Dem Pariser Staatsanwalt François Molins zufolge begann das Drama am Montag kurz nach 20 Uhr, als Abballa dem 42-jährigen Kommandeur vor dessen Haus auflauerte und ihn mit einem Messer tötete. Danach folgte ein Nervenkrieg im Innern des Hauses, wo sich der 25-Jährige stundenlang verschanzte. Er erstach dort die 36-jährige Lebensgefährtin und ließ ein blutiges Messer auf dem Tisch zurück. Die Elite-Einheit Raid, die ein Nachbar zu Hilfe gerufen hatte, verhandelte zunächst mit dem Angreifer. Dabei bekannte der Täter seine Zugehörigkeit zum IS und berief sich auf einen Appell der Dschihadistenorganisation, "die Ungläubigen zusammen mit ihren Familien zu töten".

Als Abballa drohte, sich in die Luft zu sprengen, griff die Polizei gegen Mitternacht ein und befreite das Kind des Paares, das das Gemetzel hatte mitansehen müssen. Im Haus fanden Polizisten eine Liste mit weiteren potenziellen Zielen, darunter die Namen mehrerer bekannter Personen und Berufsgruppen wie Journalisten, Polizisten und Rapper.

Abballa war 2013 wegen Vorbereitung von Terrorakten zu drei Jahren Gefängnis verurteilt worden, die er unter Anrechnung seiner U-Haft auch absaß. Damals ging es um die Rekrutierung Freiwilliger für eine afghanisch-pakistanische Terrorzelle. Nach seiner Haft meldete er sich laut Molins vorschriftsmäßig bei den Behörden und wies sowohl einen Wohnsitz als auch Arbeit in seinem eigenen Sandwich-Lieferdienst nach. Der in einem Sozialbau in Mantes-la-Jolie bei Paris lebende Sohn marokkanischer Einwanderer geriet im Februar erneut ins Visier der Justiz, weil er Kontakt zu einem nach Syrien abgewanderten mutmaßlichen IS-Kämpfer hatte. Der Verdächtige wurde abgehört und geortet. "Es gab kein Element, das die Vorbereitung eines Terroraktes ergab", sagte Molins.

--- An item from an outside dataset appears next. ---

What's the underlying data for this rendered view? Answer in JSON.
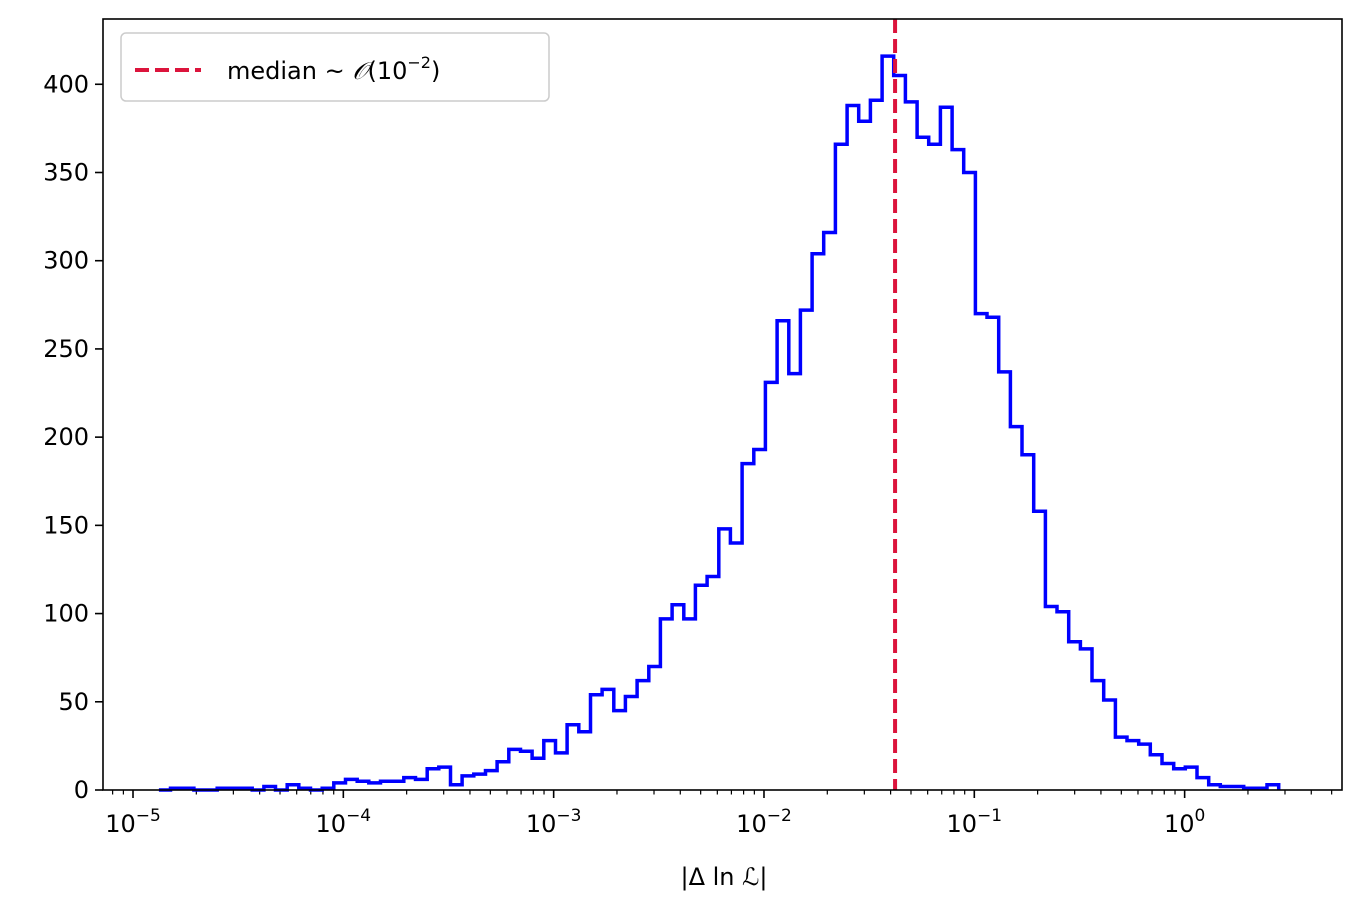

Nach der Bluttat, die Präsident François Hollande als "eindeutig terroristische Handlung" bezeichnete, nahm die Polizei drei Bekannte von Abballa fest. Es handele sich um Männer im Alter von 27, 29 und 44 Jahren, sagte der Staatsanwalt Molins. Nähere Details nannte er nicht. Innenminister Bernard Cazeneuve hatte zuvor gesagt, es gehe nun darum, mögliche Komplizen zu finden. Bei der Durchsuchung seiner Wohnung wurden aber weder Waffen noch Sprengstoff gefunden.

Bereits im vergangenen Jahr waren bei den Anschlägen in Paris drei Polizisten getötet worden. Deshalb ist es den Beamten seit den Attentaten des 13. November erlaubt, auch außerhalb des Dienstes ihre Waffen zu tragen. Außerdem werden sie aufgefordert, ihren Nachhauseweg in Zivil anzutreten. Auch Abballas Opfer trug keine Uniform.

Seine Tat passt zu einem Szenario, das die französischen Sicherheitskräfte fürchten: das eines radikalisierten Einzeltäters. "Er konnte mit relativ einfachen Mitteln sehr schweren Schaden anrichten", sagte Polizeisprecher Jérôme Bonet im französischen Fernsehen. Der IS hatte Dschihadisten, die nicht in Syrien und im Irak kämpfen, ausdrücklich dazu aufgerufen, "einsame Wölfe" zu werden und die "Ungläubigen" zu bekämpfen. "Tötet sie mit Messern, spuckt ihnen ins Gesicht, distanziert euch von ihnen", forderte Salim Benghalem, einer der französischen IS-Anführer, im Februar 2015 in einem Video.

Der Islamismusexperte Mathieu Guidère warnte im Radiosender France Info vor weiteren Attentaten: "Orlando war das Aufbruchssignal zu einer Serie von Anschlägen." Der IS habe vor Beginn des Ramadan seine Anhänger vor allem in drei Ländern zu Angriffen aufgerufen: in den USA, Frankreich und Großbritannien. In Frankreich ist die Angst vor allem rund um die EM besonders groß. Rund 90.000 Polizisten und private Wachleute bewachen das Fußballereignis. In den ersten Monaten des Jahres wurden laut Innenminister Bernard Cazeneuve bereits mehr als 100 Islamisten festgenommen. "Wir sind einer Bedrohung ausgesetzt, die noch lange dauern wird," sagte Cazeneuve.